Execute Queries in Parallel

This document describes the use cases, methods, limitations, and common issues for the parallel query feature in SynxDB Cloud. Parallel query aims to improve query performance by utilizing multiple CPU cores to process a single query.

Use cases

You can deploy a small number of segments on a single physical machine and use dynamic parallelism adjustment as an alternative to deploying a large number of segments, thereby improving performance.

Enabling operator parallelism provides a performance advantage when the host CPU and disk loads are not high.

How to use

SynxDB Cloud supports parallel query on heap tables.

Parallel query on heap tables

Before enabling the parallel query feature, you need to disable the GPORCA optimizer.
```
SET enable_parallel = ON;
SET optimizer = OFF;
```

Set the maximum degree of parallelism.

-- This setting should take into account the number of CPU cores and segments.
SET max_parallel_workers_per_gather = 4;

Query example:

CREATE TABLE t1 (c1 int,c2 int, c3 int, c4 box);
INSERT INTO t1 SELECT x, 2*x, 3*x, box('6,6,6,6') FROM generate_series(1,1000000) AS x;
SELECT count(*) from t1;

Parallel execution for window function queries

SynxDB Cloud supports parallel processing for window functions, which can greatly improve query efficiency, especially when a PARTITION BY clause is used. It works by redistributing data based on the PARTITION BY columns, ensuring that all rows with the same partition key are processed by the same worker process.

For example, for the following query:

SELECT sum(salary) OVER w, rank() OVER w FROM empsalary 
WINDOW w AS (PARTITION BY depname ORDER BY salary DESC);

With parallel query enabled, the execution plan will show Parallel Seq Scan and Redistribute Motion, indicating that the underlying table scan and data distribution are performed in parallel.

Note

For window functions to be executed in parallel, make sure that your segment count is 3 or more.

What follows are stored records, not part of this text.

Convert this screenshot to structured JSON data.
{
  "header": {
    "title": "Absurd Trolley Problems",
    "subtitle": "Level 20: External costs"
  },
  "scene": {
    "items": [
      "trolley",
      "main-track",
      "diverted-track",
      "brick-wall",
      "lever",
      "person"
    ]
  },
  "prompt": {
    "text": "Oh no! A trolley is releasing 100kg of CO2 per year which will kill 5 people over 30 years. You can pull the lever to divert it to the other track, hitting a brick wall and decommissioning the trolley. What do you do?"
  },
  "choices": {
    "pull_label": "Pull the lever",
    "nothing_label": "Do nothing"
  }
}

Example of a non-parallel execution plan:

                  QUERY PLAN
----------------------------------------------
 Gather Motion 3:1  (slice1; segments: 3)
   ->  WindowAgg
         Partition By: depname
         Order By: salary
         ->  Sort
               Sort Key: depname, salary DESC
               ->  Seq Scan on empsalary

Example of a parallel execution plan:

                             QUERY PLAN
---------------------------------------------------------------------
 Gather Motion 12:1  (slice1; segments: 12)
   ->  WindowAgg
         Partition By: depname
         Order By: salary
         ->  Sort
               Sort Key: depname, salary DESC
               ->  Redistribute Motion 12:12  (slice2; segments: 12)
                     Hash Key: depname
                     ->  Parallel Seq Scan on empsalary

Even if a query does not include a PARTITION BY clause, the optimizer might still partially leverage parallelism by performing a parallel scan on the underlying tables.

Parameter description

Parameter name	Description	Default value	Required to set	Example
`enable_parallel`	Enables or disables the parallel feature.	`OFF`	Yes	`SET enable_parallel = ON;`
`optimizer`	Enables or disables the GPORCA optimizer.	`ON`	Yes	`SET optimizer = OFF;`

Frequently asked questions

Currently, parallel execution is supported for queries containing the following operators. SynxDB Cloud does not yet support queries with other operators.
```
sequence scan      
bitmap heap scan      
append
hash join      
nestloop join      
merge join
WindowAgg
```
Parallel query does not improve query performance in all situations. An excessively high degree of parallelism can cause excessive load, leading to a decrease in performance.
Enabling parallelism means a multiplied memory overhead, which may lead to “out of memory” errors.
Parallel processing is not currently supported for window functions that include a CASE WHEN expression.